When a team of veterinary scientists from the centre for animal biotechnology at the Sher-e-Kashmir University of Agriculture Science and Technology (SKUAST), Srinagar, cloned the pashmina goat, last month (March), it revived hopes for saving a species whose numbers have been declining.

The breakthrough is expected to benefit the US$ 85 million shawl industry that depends on the availability of the exceptionally fine wool produced by the rare animal.

"The expertise developed in cloning the pashmina goat has paved the way for undertaking in-vitro fertilization and assisted reproduction techniques in other endangered species, particularly the antlered red deer (Cervus elaphus hanglu), commonly known as the hangul," Khursheed Ahmad, wildlife management scientist at SKUAST, told SciDev.Net.

"This is a major breakthrough for us," said Riaz Ahmad Shah, associate professor at SKUAST and head of the World Bank-funded project. "The birth of Noori (the pashmina goat clone) marks the future of research in transgenic animal production, stem cell research and selective multiplication of endangered animal species," he said.

According to Shah, cloned goats will "produce more pashmina wool compared to the naturally-existing goat."

SKUAST already collaborates with the Laboratory for Conservation of Endangered Species (LaCONES) of the Centre for Cellular and Molecular Biology in Hyderabad and the Smithsonian Institution, Washington, to conserve the hangul, musk deer (Moschus moschiferus), Tibetan antelope or chiru (Pantholops hodgsonii), markhor goat (Capra falconeri) as well as endangered birds such as vultures and migratory waterfowl.
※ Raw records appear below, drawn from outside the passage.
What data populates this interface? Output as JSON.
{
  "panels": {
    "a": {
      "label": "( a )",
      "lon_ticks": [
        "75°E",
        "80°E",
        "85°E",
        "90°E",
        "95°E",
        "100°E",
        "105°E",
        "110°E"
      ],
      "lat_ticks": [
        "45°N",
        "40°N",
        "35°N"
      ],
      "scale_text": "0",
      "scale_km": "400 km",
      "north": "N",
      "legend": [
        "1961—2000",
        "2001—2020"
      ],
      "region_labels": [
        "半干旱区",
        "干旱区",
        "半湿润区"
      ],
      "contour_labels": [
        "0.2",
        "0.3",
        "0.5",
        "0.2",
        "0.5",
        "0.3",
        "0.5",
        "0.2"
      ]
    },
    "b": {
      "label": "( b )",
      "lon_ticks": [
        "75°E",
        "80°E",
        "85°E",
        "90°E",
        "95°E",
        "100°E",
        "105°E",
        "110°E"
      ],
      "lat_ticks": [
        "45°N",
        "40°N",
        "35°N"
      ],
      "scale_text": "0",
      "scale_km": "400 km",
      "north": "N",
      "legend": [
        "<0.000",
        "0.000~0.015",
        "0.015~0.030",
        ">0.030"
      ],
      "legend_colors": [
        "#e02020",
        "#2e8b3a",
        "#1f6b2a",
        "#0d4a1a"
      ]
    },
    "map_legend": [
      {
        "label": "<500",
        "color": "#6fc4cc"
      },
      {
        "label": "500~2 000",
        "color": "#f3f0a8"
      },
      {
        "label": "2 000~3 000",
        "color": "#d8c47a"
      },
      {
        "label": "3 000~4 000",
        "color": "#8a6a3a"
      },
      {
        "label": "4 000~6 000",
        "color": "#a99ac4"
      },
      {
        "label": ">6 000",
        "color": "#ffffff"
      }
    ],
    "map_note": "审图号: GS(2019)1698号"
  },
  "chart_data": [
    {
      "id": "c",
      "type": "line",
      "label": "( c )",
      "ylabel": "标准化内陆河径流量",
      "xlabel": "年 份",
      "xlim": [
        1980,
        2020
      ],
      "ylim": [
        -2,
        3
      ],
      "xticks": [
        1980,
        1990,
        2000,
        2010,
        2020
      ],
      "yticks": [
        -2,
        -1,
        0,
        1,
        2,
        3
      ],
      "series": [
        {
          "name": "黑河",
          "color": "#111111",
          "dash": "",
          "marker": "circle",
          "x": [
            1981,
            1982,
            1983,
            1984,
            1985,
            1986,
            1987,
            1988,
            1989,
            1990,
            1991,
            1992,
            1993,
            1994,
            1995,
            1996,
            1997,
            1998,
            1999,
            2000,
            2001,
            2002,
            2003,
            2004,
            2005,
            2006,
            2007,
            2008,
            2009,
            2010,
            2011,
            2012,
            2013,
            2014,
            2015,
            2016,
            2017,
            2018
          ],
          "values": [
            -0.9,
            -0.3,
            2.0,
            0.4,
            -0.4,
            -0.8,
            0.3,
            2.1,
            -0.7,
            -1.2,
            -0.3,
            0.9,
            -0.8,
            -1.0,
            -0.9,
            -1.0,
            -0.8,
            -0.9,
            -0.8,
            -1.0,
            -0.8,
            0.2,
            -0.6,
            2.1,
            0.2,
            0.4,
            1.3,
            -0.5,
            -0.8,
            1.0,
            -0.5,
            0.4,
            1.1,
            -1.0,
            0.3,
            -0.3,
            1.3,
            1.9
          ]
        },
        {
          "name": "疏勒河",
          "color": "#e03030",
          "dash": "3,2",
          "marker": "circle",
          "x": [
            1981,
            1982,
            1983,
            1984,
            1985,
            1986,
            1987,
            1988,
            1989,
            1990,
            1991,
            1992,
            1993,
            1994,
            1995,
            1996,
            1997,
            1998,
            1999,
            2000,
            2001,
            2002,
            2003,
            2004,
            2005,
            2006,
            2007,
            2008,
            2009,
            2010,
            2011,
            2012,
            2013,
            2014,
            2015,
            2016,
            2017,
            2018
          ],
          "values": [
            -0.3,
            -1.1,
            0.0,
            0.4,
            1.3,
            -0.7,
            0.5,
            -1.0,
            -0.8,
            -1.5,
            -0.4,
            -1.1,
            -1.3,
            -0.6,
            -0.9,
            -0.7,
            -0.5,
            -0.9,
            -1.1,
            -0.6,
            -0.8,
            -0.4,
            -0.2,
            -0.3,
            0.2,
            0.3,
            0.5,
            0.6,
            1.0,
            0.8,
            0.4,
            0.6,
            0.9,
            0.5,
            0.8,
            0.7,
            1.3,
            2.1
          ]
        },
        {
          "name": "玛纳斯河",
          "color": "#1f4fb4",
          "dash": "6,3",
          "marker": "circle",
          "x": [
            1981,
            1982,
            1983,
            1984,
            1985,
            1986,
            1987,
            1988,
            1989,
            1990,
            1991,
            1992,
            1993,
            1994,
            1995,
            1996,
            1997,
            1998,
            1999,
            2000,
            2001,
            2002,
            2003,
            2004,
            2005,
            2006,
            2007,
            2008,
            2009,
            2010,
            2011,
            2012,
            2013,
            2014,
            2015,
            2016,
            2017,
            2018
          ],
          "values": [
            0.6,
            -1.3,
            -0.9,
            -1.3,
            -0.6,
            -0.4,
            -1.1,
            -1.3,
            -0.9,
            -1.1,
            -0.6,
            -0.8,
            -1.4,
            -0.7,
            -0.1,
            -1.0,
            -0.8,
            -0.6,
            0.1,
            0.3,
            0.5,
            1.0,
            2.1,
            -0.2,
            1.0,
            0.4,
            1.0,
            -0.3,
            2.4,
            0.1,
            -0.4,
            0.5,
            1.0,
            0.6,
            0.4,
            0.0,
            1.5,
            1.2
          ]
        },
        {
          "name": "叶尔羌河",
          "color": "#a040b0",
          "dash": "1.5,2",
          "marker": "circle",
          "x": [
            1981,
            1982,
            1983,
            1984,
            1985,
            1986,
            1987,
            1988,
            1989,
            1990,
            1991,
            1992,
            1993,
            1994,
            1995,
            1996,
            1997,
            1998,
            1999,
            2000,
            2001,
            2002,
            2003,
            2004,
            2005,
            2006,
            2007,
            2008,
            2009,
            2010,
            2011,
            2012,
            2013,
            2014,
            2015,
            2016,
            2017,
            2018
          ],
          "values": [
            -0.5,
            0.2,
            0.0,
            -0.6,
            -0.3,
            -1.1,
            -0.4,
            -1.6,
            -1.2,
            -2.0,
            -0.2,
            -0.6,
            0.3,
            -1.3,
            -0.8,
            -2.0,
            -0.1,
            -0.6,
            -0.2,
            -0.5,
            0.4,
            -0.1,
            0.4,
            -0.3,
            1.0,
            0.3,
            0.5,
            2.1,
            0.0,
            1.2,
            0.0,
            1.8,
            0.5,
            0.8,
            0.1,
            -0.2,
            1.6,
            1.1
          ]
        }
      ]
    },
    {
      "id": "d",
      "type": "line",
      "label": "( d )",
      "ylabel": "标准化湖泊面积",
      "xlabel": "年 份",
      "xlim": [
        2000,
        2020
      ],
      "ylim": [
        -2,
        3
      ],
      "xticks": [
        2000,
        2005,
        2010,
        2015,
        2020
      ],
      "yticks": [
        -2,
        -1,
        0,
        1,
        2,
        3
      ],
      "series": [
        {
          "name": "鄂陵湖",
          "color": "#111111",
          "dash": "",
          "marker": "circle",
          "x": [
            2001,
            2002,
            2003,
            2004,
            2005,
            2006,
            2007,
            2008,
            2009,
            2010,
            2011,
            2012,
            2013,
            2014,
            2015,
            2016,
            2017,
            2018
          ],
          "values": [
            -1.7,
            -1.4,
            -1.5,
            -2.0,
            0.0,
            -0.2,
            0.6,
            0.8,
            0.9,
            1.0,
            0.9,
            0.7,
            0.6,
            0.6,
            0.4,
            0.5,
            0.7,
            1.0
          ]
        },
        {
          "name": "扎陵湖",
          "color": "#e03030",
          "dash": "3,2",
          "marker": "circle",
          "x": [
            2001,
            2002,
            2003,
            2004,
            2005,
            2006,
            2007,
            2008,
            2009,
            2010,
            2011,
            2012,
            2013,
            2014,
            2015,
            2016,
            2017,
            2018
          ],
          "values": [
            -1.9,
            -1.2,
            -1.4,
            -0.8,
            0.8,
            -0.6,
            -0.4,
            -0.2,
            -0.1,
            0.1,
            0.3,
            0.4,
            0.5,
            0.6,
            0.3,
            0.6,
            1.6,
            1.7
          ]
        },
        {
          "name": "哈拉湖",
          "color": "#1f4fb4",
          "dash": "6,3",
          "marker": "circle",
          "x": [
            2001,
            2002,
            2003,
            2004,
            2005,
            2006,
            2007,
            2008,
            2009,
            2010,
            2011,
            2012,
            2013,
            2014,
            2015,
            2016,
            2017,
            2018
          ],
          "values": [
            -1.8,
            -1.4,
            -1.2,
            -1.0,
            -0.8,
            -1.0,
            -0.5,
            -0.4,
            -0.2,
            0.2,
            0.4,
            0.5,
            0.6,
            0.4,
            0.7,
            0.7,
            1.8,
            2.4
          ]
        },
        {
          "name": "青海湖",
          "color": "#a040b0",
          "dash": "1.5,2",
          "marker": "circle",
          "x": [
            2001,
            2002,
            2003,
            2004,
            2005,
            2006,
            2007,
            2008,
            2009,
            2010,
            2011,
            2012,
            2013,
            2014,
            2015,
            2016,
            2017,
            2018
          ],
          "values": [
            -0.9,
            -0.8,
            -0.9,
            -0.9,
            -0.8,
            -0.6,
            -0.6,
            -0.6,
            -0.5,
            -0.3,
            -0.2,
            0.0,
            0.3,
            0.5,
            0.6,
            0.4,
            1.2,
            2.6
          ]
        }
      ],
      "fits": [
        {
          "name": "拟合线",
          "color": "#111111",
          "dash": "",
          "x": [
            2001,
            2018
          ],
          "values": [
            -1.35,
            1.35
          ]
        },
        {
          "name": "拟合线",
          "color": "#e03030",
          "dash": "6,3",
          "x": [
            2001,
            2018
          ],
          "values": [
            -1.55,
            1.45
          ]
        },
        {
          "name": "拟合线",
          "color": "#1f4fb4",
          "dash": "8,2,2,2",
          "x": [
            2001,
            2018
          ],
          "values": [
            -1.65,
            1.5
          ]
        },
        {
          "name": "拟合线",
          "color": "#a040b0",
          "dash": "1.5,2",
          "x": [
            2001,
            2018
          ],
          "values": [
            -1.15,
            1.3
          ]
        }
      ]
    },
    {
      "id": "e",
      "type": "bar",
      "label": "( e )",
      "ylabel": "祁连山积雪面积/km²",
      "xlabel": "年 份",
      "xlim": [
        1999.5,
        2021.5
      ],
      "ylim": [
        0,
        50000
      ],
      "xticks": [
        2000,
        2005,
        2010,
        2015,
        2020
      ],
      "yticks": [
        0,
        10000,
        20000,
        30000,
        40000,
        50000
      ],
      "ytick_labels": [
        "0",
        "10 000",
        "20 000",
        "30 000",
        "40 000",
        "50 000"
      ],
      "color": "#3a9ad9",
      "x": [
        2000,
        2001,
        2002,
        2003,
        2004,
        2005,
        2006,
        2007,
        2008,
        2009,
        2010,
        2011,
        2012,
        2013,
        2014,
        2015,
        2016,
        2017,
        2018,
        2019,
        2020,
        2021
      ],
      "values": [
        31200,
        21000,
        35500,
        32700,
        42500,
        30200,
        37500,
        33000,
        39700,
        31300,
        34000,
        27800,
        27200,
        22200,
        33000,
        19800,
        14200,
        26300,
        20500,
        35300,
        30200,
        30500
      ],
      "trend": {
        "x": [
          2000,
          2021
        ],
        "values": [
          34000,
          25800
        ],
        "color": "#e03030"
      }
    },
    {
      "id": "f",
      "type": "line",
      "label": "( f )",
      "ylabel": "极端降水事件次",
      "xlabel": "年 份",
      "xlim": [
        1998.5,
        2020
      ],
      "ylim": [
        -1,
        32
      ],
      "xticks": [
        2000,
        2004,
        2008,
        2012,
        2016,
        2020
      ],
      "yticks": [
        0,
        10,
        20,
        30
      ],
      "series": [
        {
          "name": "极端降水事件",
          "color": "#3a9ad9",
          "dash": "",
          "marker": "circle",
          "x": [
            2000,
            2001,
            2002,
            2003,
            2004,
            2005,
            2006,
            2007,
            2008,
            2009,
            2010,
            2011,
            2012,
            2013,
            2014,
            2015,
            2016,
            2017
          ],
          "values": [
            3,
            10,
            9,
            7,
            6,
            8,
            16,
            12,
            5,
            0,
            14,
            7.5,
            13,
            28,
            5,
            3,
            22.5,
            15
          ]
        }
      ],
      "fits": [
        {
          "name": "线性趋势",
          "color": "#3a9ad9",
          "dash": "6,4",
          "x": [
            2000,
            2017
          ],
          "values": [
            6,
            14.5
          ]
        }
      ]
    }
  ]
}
"Presently, we are tracking the Hangul movement patterns using satellite telemetry and also assist the wildlife department in conservation, breeding and reintroduction programme of the hangul, a critically endangered species," Ahmad said

"We have also undertaken the challenging task of conservation breeding of the chiru and musk deer and exploring possibilities of live-combing chiru for 'shahtoosh' fibre and extraction of musk from musk deer using non-invasive techniques," Khursheed said.

Both the chiru and the musk deer are highly significant for the region’s economy. The former produces luxury wool for the famous 'shahtoosh shawl' industry and the latter produces musk which goes into fine perfumes.